The announcement — made after several months of careful deliberation — did not come as a major surprise to House Democrats who opposed Medicare reform in 2003 and predicted, at the time, that the group would later profit from the drug benefit.
Lisa Davis, AARP’s director of public relations, said that the decision was in no way politically or financially driven. “Our existing supplemental programs may be negatively impacted,” Davis suggested, “but that’s not what we are about. We’re about positive social change.”
Rep. Pete Stark (D-Calif.) said, “AARP’s most recent actions confirm what we predicted when they first threw their weight behind the Medicare drug bill in 2003. They did so to improve their bottom line, not to help the 35 million seniors they claim to represent.”
Stark added that he hoped that AARP would not cave on Social Security: “While AARP signed off on privatizing Medicare, they have so far been outspoken opponents of the Bush Social Security privatization plan. As the debate continues, I hope AARP has learned from their mistakes in Medicare and stays true to their mission to protect a guaranteed Social Security benefit.”
AARP has been a major force in opposing President Bush’s plan to revamp Social Security.
“AARP has a history of providing insurance-related services, so [its decision to sponsor a drug plan] isn’t a surprise,” said Rep. Tom Allen (D-Maine). “I was very disappointed when they endorsed the president’s plan, and I still believe it won’t work in the long run, but it is the law and if they are willing to provide a plan in all 50 states I encourage them to do that.”
While Stark and left-leaning groups derided AARP, other Democrats, such as Rep. Henry Waxman (D-Calif.), downplayed the importance of AARP’s move. Rep. John Dingell (D-Mich.), who is the ranking member of the Energy and Commerce Committee, did not comment for this article.
In 2003, the Democrats, including Stark and Allen, harshly criticized AARP for backing the drug benefit. Eighty-five Democratic members of Congress, led by Rep. Lynn Woolsey (D-Calif.), signed a letter to AARP CEO Bill Novelli resigning their memberships or stating that they would not be joining the group in the future. “AARP’s misguided decision to embrace this legislation and sacrifice the future of Medicare must not go unchallenged,” Woolsey wrote.

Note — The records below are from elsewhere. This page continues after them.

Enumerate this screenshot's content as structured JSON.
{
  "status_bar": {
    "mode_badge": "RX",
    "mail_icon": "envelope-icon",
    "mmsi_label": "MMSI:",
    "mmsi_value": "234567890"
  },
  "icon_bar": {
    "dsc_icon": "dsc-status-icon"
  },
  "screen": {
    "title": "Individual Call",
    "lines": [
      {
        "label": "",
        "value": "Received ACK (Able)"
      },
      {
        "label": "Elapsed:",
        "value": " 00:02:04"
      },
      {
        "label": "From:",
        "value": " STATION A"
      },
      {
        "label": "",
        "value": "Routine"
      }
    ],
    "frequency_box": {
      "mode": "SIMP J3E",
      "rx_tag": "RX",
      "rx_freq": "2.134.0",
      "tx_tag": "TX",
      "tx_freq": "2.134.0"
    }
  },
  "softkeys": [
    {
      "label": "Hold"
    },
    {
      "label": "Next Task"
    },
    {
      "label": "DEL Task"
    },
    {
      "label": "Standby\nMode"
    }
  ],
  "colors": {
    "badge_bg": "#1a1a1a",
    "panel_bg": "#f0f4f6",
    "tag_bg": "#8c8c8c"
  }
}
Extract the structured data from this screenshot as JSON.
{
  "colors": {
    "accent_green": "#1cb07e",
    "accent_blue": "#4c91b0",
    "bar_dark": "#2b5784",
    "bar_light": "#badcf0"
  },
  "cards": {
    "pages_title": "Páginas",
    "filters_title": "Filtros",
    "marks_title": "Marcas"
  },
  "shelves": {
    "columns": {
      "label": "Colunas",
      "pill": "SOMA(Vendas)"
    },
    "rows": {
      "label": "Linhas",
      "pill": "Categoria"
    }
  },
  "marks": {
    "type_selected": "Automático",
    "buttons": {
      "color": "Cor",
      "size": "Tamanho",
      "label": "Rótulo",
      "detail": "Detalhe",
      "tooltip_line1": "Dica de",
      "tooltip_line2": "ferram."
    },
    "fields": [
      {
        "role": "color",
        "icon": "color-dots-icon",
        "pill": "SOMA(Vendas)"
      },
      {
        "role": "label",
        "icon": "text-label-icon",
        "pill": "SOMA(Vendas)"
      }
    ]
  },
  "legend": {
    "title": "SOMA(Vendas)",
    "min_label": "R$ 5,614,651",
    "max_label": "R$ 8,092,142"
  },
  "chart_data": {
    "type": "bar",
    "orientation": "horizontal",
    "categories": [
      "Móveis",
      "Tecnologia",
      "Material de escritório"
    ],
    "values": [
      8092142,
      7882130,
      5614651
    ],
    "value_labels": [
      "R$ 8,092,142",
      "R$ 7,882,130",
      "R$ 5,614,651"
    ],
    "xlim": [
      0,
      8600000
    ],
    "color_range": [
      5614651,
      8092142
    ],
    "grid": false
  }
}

Then-Senate Minority Leader Tom Daschle (D-S.D.) voiced concern that the group had a “substantial financial interest.”
Now, back in favor with some Democrats because of its position on Social Security, AARP moved cautiously forward with its involvement providing Medicare drug services.
Davis said the decision to become a prescription-drug sponsor in partnership with UnitedHealth “took a long look.” As the actual insurer, UnitedHealth was required to file a letter of intent with CMS to become a plan sponsor in February. At the time, and in the following months, AARP remained elusive as to whether it would endorse any particular plan, making its decision public only when the CMS deadline to become a sponsor arose.
UnitedHealth, through a business unit called Ovations, has worked with AARP in the past to provide mail-order pharmacy services and Medicare drug-discount cards. Currently, 2 million AARP members use services provided by Ovations and represent the largest clientele of the UnitedHealth subsidiary.
AARP receives royalties for working with UnitedHealth. In 2003, the group’s total income from health-related royalty fees was $184 million, an increase of more than $50 million since 2002. That figure represents income from all AARP health products, not only those offered in conjunction with UnitedHealth.
In 2003, two Harvard Medical School professors, David Himelstein and Steffie Woolhandler, argued that AARP would reap a significant amount of insurance revenue under the Medicare legislation. “If AARP’s partners were to capture even 10 percent of the new Medicare prescription drug coverage market, their premiums would amount to $40 billion, and the AARP’s profits would be $1.56 billion,” they wrote.
“This appears to be a significant conflict of interest, as AARP gets a fee for every patient that enrolls in these policies,” said Frank Clement, director of Public Citizen’s Congress Watch. “I would hope that that does not prevent AARP from supporting significant changes to the Medicare drug law that would limit the role of insurance companies and would reduce drug prices in order to make the benefit more affordable.”
“The Republicans rammed through a Medicare drug bill written by and for the drug industry, not Medicare beneficiaries,” said Rep. Janice Schakowsky (D-Ill.). “The only way to remedy this is to create a real, affordable Medicare drug benefit in Medicare and to require Medicare to negotiate for discounts on prescription drugs.”
Bob Cusack contributed to this article.